GESTION DES EFFETS INDÉSIRABLES

Conseiller de prendre les AINS au cours des repas pour limiter les gastralgies potentielles.
En cas de diarrhées sous colchicine, penser à une possibilité de surdosage et orienter le patient vers son médecin en vue d’une réévaluation du traitement (réduction des posologies voire suspension). Informer le patient que de nombreux médicaments sont susceptibles d’interagir avec la colchicine et de modifier la réponse au traitement et déconseiller l’automédication.
En cas de survenue d’éruption cutanée sous allopurinol, orienter impérativement le patient vers une consultation médicale rapide.

SUIVI

Le dosage de l’uricémie est utilisé comme guide de suivi de traitement : l’objectif est de maintenir une uricémie inférieure à 60 mg/l.
La surveillance de la fonction rénale est nécessaire, notamment pour adapter les posologies de colchicine et d’allopurinol et déceler d’éventuelles complications.
Un bilan hépatique est à réaliser avant instauration d’un traitement par fébuxostat et régulièrement par la suite.
La goutte s’inscrivant dans un contexte de comorbidités et de polypathologies, il est important de contrôler régulièrement la tension artérielle, la glycémie et la lipidémie. 
  Par Bérangère Balaj Leroy avec la collaboration du Dr Jean-Louis Paul , rhumatologue à Metz.

DÉLIVRERIEZ-VOUS CES ORDONNANCES   ? 

LE TRAITEMENT EST-IL CONFORME À LA STRATÉGIE THÉRAPEUTIQUE ?

– Traitement de crise : la posologie de colchicine a été revue à la baisse en 2016 : le premier jour, dose de charge de 1 mg, suivie 1 heure plus tard d’une dose de 0,5 mg (jusqu’à 2 mg par jour au maximum) puis 1 à 1,5 mg par jour ensuite.
– Traitement de fond : un traitement hypo-uricémiant (allopurinol en première ligne) doit être envisagé dès la première crise, 2 semaines après sa résolution. Il est associé, pendant environ 6 mois généralement, à un traitement prophylactique par colchicine à faible dose (de l’ordre de 0,5 mg par jour).

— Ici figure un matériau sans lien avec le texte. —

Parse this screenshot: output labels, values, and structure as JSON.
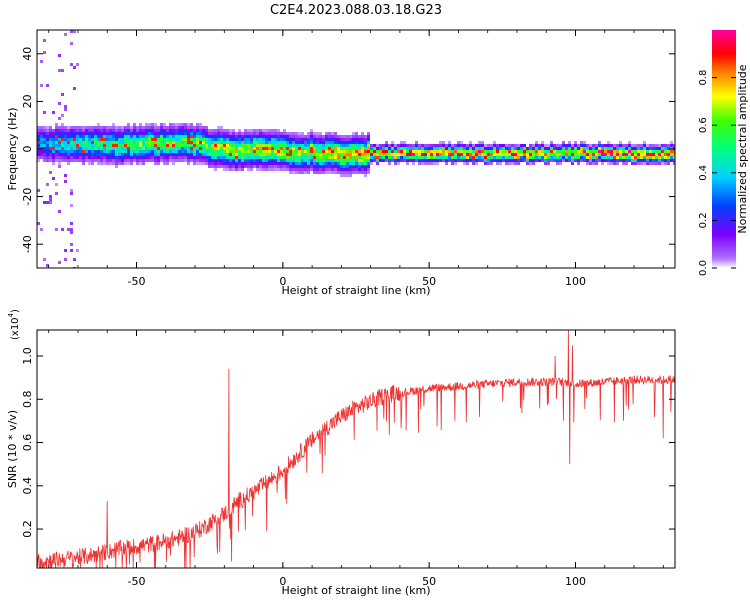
{
  "title": "C2E4.2023.088.03.18.G23",
  "chart_data": [
    {
      "type": "heatmap",
      "title": "C2E4.2023.088.03.18.G23",
      "xlabel": "Height of straight line (km)",
      "ylabel": "Frequency (Hz)",
      "xlim": [
        -84,
        134
      ],
      "ylim": [
        -50,
        50
      ],
      "xticks": [
        -50,
        0,
        50,
        100
      ],
      "yticks": [
        -40,
        -20,
        0,
        20,
        40
      ],
      "xtick_labels": [
        "-50",
        "0",
        "50",
        "100"
      ],
      "ytick_labels": [
        "-40",
        "-20",
        "0",
        "20",
        "40"
      ],
      "grid": false,
      "colorbar": {
        "label": "Normalized spectral amplitude",
        "range": [
          0,
          1
        ],
        "ticks": [
          0.0,
          0.2,
          0.4,
          0.6,
          0.8
        ],
        "tick_labels": [
          "0.0",
          "0.2",
          "0.4",
          "0.6",
          "0.8"
        ],
        "colormap": "rainbow (white → purple → blue → cyan → green → yellow → red → magenta)"
      },
      "ridge": {
        "x": [
          -84,
          -75,
          -65,
          -55,
          -45,
          -35,
          -30,
          -25,
          -20,
          -15,
          -10,
          -5,
          0,
          5,
          10,
          20,
          30,
          50,
          70,
          85,
          90,
          95,
          100,
          110,
          120,
          134
        ],
        "frequency": [
          2,
          2,
          1.5,
          1.5,
          2,
          2.5,
          2,
          0.5,
          -0.5,
          -1,
          -0.5,
          -0.5,
          -1,
          -1.5,
          -1.5,
          -2,
          -2,
          -2,
          -2,
          -2,
          -2,
          -1.5,
          -2,
          -2,
          -2,
          -2
        ],
        "amplitude": [
          0.3,
          0.45,
          0.5,
          0.55,
          0.6,
          0.55,
          0.6,
          0.6,
          0.7,
          0.65,
          0.7,
          0.7,
          0.7,
          0.65,
          0.7,
          0.75,
          0.8,
          0.85,
          0.88,
          0.8,
          0.75,
          0.7,
          0.85,
          0.9,
          0.9,
          0.9
        ]
      }
    },
    {
      "type": "line",
      "xlabel": "Height of straight line (km)",
      "ylabel": "SNR (10 * v/v)",
      "y_multiplier_label": "(x10",
      "y_multiplier_exponent": "4",
      "xlim": [
        -84,
        134
      ],
      "ylim": [
        0.02,
        1.12
      ],
      "xticks": [
        -50,
        0,
        50,
        100
      ],
      "yticks": [
        0.2,
        0.4,
        0.6,
        0.8,
        1.0
      ],
      "xtick_labels": [
        "-50",
        "0",
        "50",
        "100"
      ],
      "ytick_labels": [
        "0.2",
        "0.4",
        "0.6",
        "0.8",
        "1.0"
      ],
      "grid": false,
      "line_color": "#ee3333",
      "trend": {
        "x": [
          -84,
          -75,
          -65,
          -55,
          -45,
          -35,
          -28,
          -20,
          -15,
          -10,
          -5,
          0,
          5,
          10,
          15,
          20,
          25,
          30,
          35,
          40,
          50,
          60,
          70,
          80,
          90,
          95,
          100,
          110,
          120,
          134
        ],
        "y": [
          0.05,
          0.06,
          0.08,
          0.11,
          0.13,
          0.16,
          0.2,
          0.27,
          0.33,
          0.37,
          0.42,
          0.47,
          0.54,
          0.61,
          0.67,
          0.72,
          0.76,
          0.79,
          0.82,
          0.83,
          0.85,
          0.86,
          0.87,
          0.88,
          0.88,
          0.88,
          0.87,
          0.88,
          0.89,
          0.89
        ]
      },
      "spikes": [
        {
          "x": -60,
          "y": 0.33
        },
        {
          "x": -18.5,
          "y": 0.94
        },
        {
          "x": -17.5,
          "y": 0.05
        },
        {
          "x": 93,
          "y": 1.0
        },
        {
          "x": 97.5,
          "y": 1.12
        },
        {
          "x": 98,
          "y": 0.5
        },
        {
          "x": 99,
          "y": 1.05
        },
        {
          "x": 130,
          "y": 0.62
        }
      ]
    }
  ]
}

L’ORDONNANCE EST-ELLE RECEVABLE ?

Le canakinumab (Ilaris) est soumis à prescription hospitalière, réservée à certains spécialistes.

Y A-T-IL DES INTERACTIONS ?

Outre les interactions impliquant les AINS, être particulièrement attentif aux interactions avec la colchicine (à marge thérapeutique étroite) : elle est contre-indiquée avec les macrolides (sauf spiramycine) et lapristinamycine et déconseillée avec les autres inhibiteurs enzymatiques.

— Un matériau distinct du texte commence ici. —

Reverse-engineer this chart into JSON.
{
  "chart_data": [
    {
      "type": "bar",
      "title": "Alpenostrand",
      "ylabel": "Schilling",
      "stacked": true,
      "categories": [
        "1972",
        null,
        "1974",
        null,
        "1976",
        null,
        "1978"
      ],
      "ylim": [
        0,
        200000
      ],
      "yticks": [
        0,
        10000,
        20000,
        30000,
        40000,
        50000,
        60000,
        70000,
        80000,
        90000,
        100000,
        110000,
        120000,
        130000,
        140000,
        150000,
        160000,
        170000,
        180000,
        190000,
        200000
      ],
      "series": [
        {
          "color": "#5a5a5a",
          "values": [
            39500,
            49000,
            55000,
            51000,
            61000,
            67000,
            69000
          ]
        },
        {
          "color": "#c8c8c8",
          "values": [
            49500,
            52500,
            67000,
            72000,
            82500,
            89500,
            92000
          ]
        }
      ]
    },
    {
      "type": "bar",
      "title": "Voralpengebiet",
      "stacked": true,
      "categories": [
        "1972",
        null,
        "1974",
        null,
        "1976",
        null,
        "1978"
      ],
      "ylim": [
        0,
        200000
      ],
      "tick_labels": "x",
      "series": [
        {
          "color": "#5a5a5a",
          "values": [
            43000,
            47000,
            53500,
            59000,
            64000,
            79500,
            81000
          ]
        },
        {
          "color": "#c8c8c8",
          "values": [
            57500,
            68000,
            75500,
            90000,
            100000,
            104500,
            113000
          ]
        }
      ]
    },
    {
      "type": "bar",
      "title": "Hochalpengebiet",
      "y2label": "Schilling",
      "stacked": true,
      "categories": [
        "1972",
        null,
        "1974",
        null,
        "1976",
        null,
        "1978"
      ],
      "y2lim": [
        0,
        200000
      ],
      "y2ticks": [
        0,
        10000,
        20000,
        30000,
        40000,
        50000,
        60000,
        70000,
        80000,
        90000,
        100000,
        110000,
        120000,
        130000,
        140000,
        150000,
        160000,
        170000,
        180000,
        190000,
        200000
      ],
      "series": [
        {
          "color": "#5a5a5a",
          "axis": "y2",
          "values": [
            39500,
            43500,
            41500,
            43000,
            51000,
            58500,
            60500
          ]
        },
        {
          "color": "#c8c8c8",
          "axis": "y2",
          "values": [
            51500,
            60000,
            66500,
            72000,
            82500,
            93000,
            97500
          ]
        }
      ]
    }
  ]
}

LE PATIENT CONNAÎT-IL L’OBJECTIF THÉRAPEUTIQUE ?

L’objectif est d’abaisser l’uricémie en dessous de 60 mg/l voire 50 mg/l.

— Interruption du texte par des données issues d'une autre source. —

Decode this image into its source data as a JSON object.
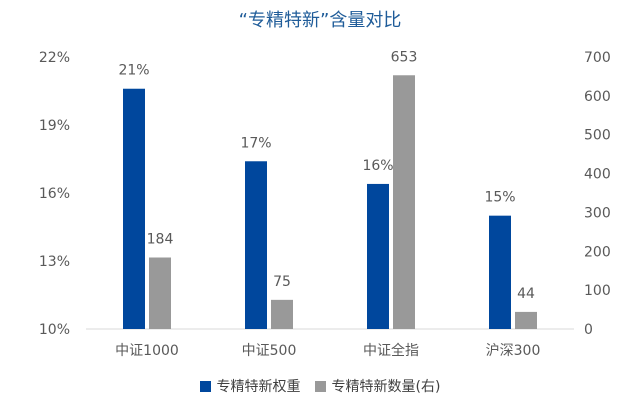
{
  "chart_data": {
    "type": "bar",
    "title": "“专精特新”含量对比",
    "categories": [
      "中证1000",
      "中证500",
      "中证全指",
      "沪深300"
    ],
    "series": [
      {
        "name": "专精特新权重",
        "axis": "left",
        "color": "#00479d",
        "values": [
          20.6,
          17.4,
          16.4,
          15.0
        ],
        "labels": [
          "21%",
          "17%",
          "16%",
          "15%"
        ]
      },
      {
        "name": "专精特新数量(右)",
        "axis": "right",
        "color": "#999999",
        "values": [
          184,
          75,
          653,
          44
        ],
        "labels": [
          "184",
          "75",
          "653",
          "44"
        ]
      }
    ],
    "y_left": {
      "min": 10,
      "max": 22,
      "ticks": [
        "10%",
        "13%",
        "16%",
        "19%",
        "22%"
      ],
      "tick_values": [
        10,
        13,
        16,
        19,
        22
      ]
    },
    "y_right": {
      "min": 0,
      "max": 700,
      "ticks": [
        "0",
        "100",
        "200",
        "300",
        "400",
        "500",
        "600",
        "700"
      ],
      "tick_values": [
        0,
        100,
        200,
        300,
        400,
        500,
        600,
        700
      ]
    },
    "grid": false,
    "legend": "bottom"
  }
}
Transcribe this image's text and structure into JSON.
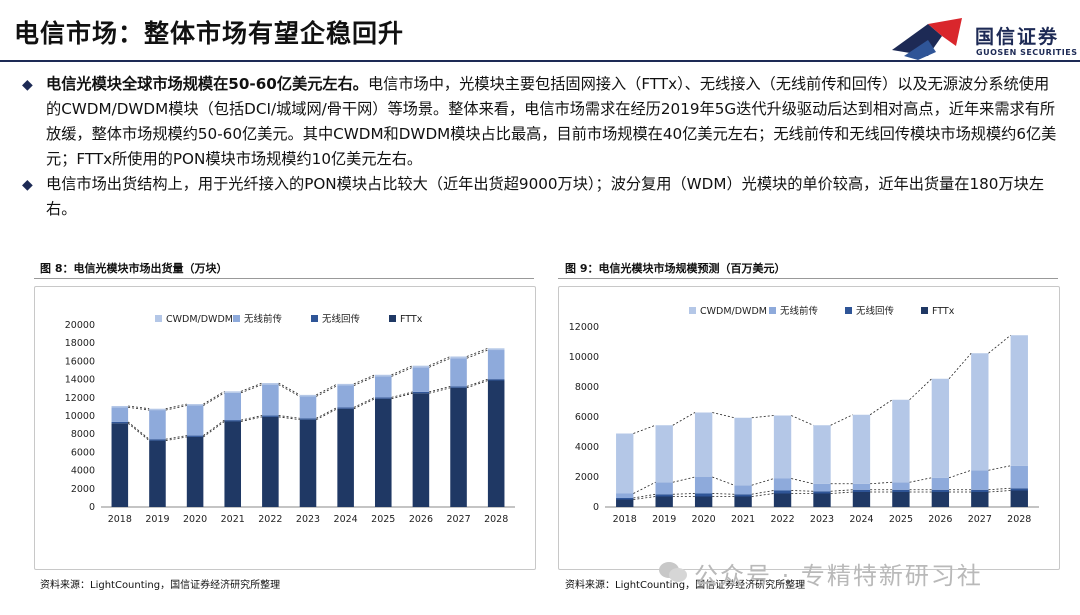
{
  "header": {
    "title": "电信市场：整体市场有望企稳回升",
    "logo_text": "国信证券",
    "logo_sub": "GUOSEN SECURITIES"
  },
  "bullets": [
    {
      "bold": "电信光模块全球市场规模在50-60亿美元左右。",
      "text": "电信市场中，光模块主要包括固网接入（FTTx）、无线接入（无线前传和回传）以及无源波分系统使用的CWDM/DWDM模块（包括DCI/城域网/骨干网）等场景。整体来看，电信市场需求在经历2019年5G迭代升级驱动后达到相对高点，近年来需求有所放缓，整体市场规模约50-60亿美元。其中CWDM和DWDM模块占比最高，目前市场规模在40亿美元左右；无线前传和无线回传模块市场规模约6亿美元；FTTx所使用的PON模块市场规模约10亿美元左右。"
    },
    {
      "bold": "",
      "text": "电信市场出货结构上，用于光纤接入的PON模块占比较大（近年出货超9000万块）；波分复用（WDM）光模块的单价较高，近年出货量在180万块左右。"
    }
  ],
  "figure8": {
    "caption": "图 8：电信光模块市场出货量（万块）",
    "source": "资料来源：LightCounting，国信证券经济研究所整理"
  },
  "figure9": {
    "caption": "图 9：电信光模块市场规模预测（百万美元）",
    "source": "资料来源：LightCounting，国信证券经济研究所整理"
  },
  "watermark": "公众号 · 专精特新研习社",
  "colors": {
    "navy": "#1d2a55",
    "fttx": "#1f3864",
    "backhaul": "#2f5597",
    "fronthaul": "#8eaadb",
    "cwdm": "#b4c7e7",
    "red": "#d9262c"
  },
  "chart_data": [
    {
      "type": "bar",
      "stacked": true,
      "categories": [
        "2018",
        "2019",
        "2020",
        "2021",
        "2022",
        "2023",
        "2024",
        "2025",
        "2026",
        "2027",
        "2028"
      ],
      "ylim": [
        0,
        20000
      ],
      "yticks": [
        "0",
        "2000",
        "4000",
        "6000",
        "8000",
        "10000",
        "12000",
        "14000",
        "16000",
        "18000",
        "20000"
      ],
      "legend_position": "top",
      "series": [
        {
          "name": "CWDM/DWDM",
          "values": [
            150,
            150,
            160,
            160,
            170,
            170,
            180,
            180,
            180,
            190,
            190
          ]
        },
        {
          "name": "无线前传",
          "values": [
            1600,
            3200,
            3300,
            3000,
            3400,
            2400,
            2400,
            2300,
            2700,
            3100,
            3200
          ]
        },
        {
          "name": "无线回传",
          "values": [
            150,
            150,
            150,
            150,
            150,
            150,
            150,
            150,
            150,
            150,
            150
          ]
        },
        {
          "name": "FTTx",
          "values": [
            9200,
            7300,
            7700,
            9400,
            9900,
            9600,
            10800,
            11900,
            12500,
            13100,
            13900
          ]
        }
      ]
    },
    {
      "type": "bar",
      "stacked": true,
      "categories": [
        "2018",
        "2019",
        "2020",
        "2021",
        "2022",
        "2023",
        "2024",
        "2025",
        "2026",
        "2027",
        "2028"
      ],
      "ylim": [
        0,
        12000
      ],
      "yticks": [
        "0",
        "2000",
        "4000",
        "6000",
        "8000",
        "10000",
        "12000"
      ],
      "legend_position": "top",
      "series": [
        {
          "name": "CWDM/DWDM",
          "values": [
            4000,
            3800,
            4300,
            4500,
            4200,
            3900,
            4600,
            5500,
            6600,
            7800,
            8700
          ]
        },
        {
          "name": "无线前传",
          "values": [
            300,
            800,
            1100,
            600,
            800,
            500,
            400,
            500,
            800,
            1300,
            1500
          ]
        },
        {
          "name": "无线回传",
          "values": [
            100,
            150,
            200,
            150,
            200,
            150,
            150,
            150,
            150,
            150,
            150
          ]
        },
        {
          "name": "FTTx",
          "values": [
            500,
            700,
            700,
            700,
            900,
            900,
            1000,
            1000,
            1000,
            1000,
            1100
          ]
        }
      ]
    }
  ]
}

L’HYPERURICÉMIE PEUT-ELLE ÊTRE D’ORIGINE IATROGÈNE ?

S’interroger sur une éventuelle origine iatrogène en cas de délivrance de diurétiques de l’anse ou thiazidiques, de bêtabloquants, d’inhibiteurs de l’enzyme de conversion (IEC) ou d’antagonistes des récepteurs de l’angiotensine II (ARA II), autres que losartan, pour envisager avec le prescripteur une réévaluation du traitement (le losartan et les inhibiteurs calciques sont uricosuriques).

LE PATIENT EST-IL CORRECTEMENT SURVEILLÉ ?

Outre l’uricémie et le suivi biologique relatif aux effets indésirables (NFS, bilan hépatique), s’assurer du contrôle régulier de la fonction rénale.
En raison d’un risque accru d’événements cardiovasculaires graves sous fébuxostat, inciter les patients ayant des antécédents cardiovasculaires à consulter leur médecin.

QUELS CONSEILS DONNER ?

– Hygiénodiététiques : proscrire les alcools forts, la bière même sans alcool et les boissons riches en fructose, limiter la consommation de viandes rouges et de charcuterie, avoir une alimentation équilibrée riche en fruits et légumes (les purines d’origine végétale sont sans incidence sur la goutte).
– En cas de crise : mettre l’articulation douloureuse au repos et appliquer de la glace.
– En cas d’effets indésirables : orienter vers le médecin en cas de diarrhées sous colchicine, de réaction cutanée sous allopurinol ou de douleurs musculaires sous fébuxostat.